I remember a time in my life when my heart was broken from a failed relationship. After a few months of processing my feelings, I opened my heart and was ready to give myself a chance at life again. Many of my acquaintances, however, wanted to know all the juicy details of what went wrong and how it all happened. Each time I was asked, I respectfully indulged their desire to know the story behind my broken heart. And with each retelling, the act became more and more tiresome. Eventually, I started to tell people, “I’m sorry. I know your questions are sincere and that you have a genuine interest in making sense of my past, but my determination to close this chapter of my life requires me to stop telling this story over and over again.” Once I made that change, my journey was on its way forward again, and I was able to fully release my pain.
Here’s today’s two cents:
Don’t let another person’s curiosity get in the way of your opportunity to overcome the traumatic experiences that have happened to you.

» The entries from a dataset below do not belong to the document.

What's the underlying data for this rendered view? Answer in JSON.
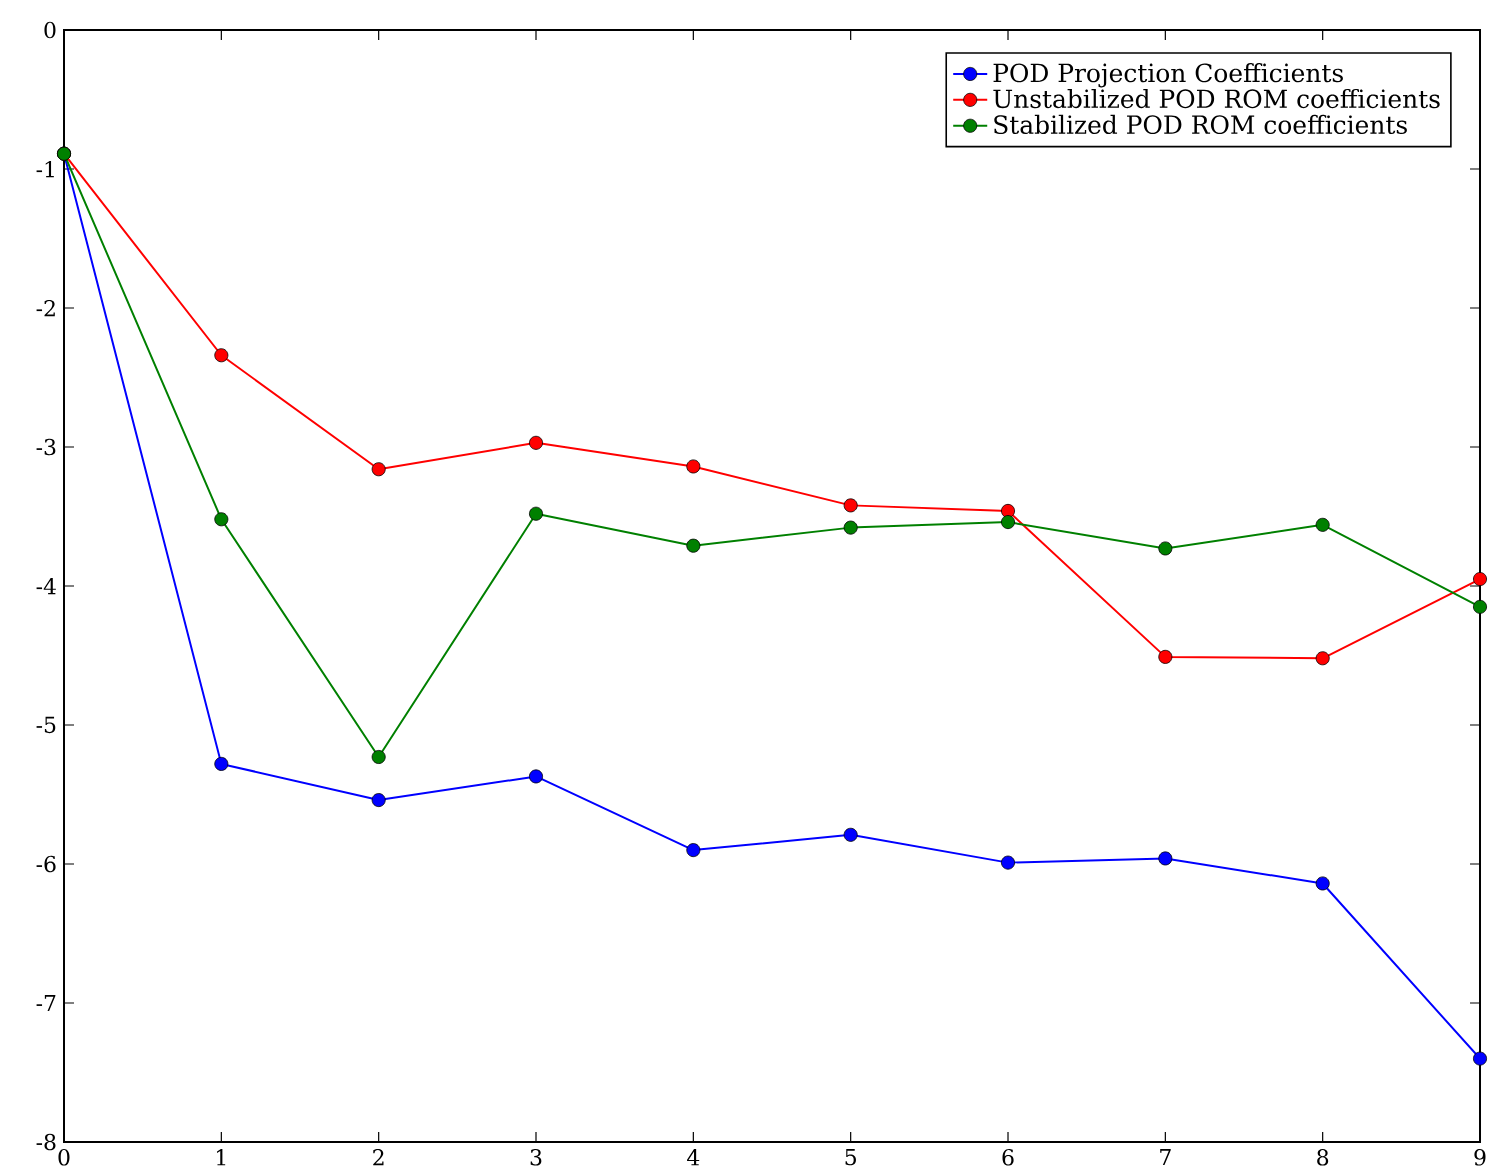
{
  "chart_data": {
    "type": "line",
    "x": [
      0,
      1,
      2,
      3,
      4,
      5,
      6,
      7,
      8,
      9
    ],
    "series": [
      {
        "name": "POD Projection Coefficients",
        "color": "#0000ff",
        "values": [
          -0.89,
          -5.28,
          -5.54,
          -5.37,
          -5.9,
          -5.79,
          -5.99,
          -5.96,
          -6.14,
          -7.4
        ]
      },
      {
        "name": "Unstabilized POD ROM coefficients",
        "color": "#ff0000",
        "values": [
          -0.89,
          -2.34,
          -3.16,
          -2.97,
          -3.14,
          -3.42,
          -3.46,
          -4.51,
          -4.52,
          -3.95
        ]
      },
      {
        "name": "Stabilized POD ROM coefficients",
        "color": "#008000",
        "values": [
          -0.89,
          -3.52,
          -5.23,
          -3.48,
          -3.71,
          -3.58,
          -3.54,
          -3.73,
          -3.56,
          -4.15
        ]
      }
    ],
    "xlim": [
      0,
      9
    ],
    "xticks": [
      0,
      1,
      2,
      3,
      4,
      5,
      6,
      7,
      8,
      9
    ],
    "ylim": [
      -8,
      0
    ],
    "yticks": [
      -8,
      -7,
      -6,
      -5,
      -4,
      -3,
      -2,
      -1,
      0
    ],
    "legend": "top right",
    "marker": "circle",
    "line_style": "solid",
    "grid": false
  }
}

You have a right to let go of your past and if you’re not ready to let it go, then you have the right to process your memories and emotions on your own terms.
Either way, don’t allow yourself to be held hostage by unjustified demands for information about your private life.
If YOU still need to discuss your past in order to gain healing or closure, that’s fine. But make sure the discussions are for YOU and YOUR benefit.
Your healing comes first. The world’s fascination with your heartbreak comes last.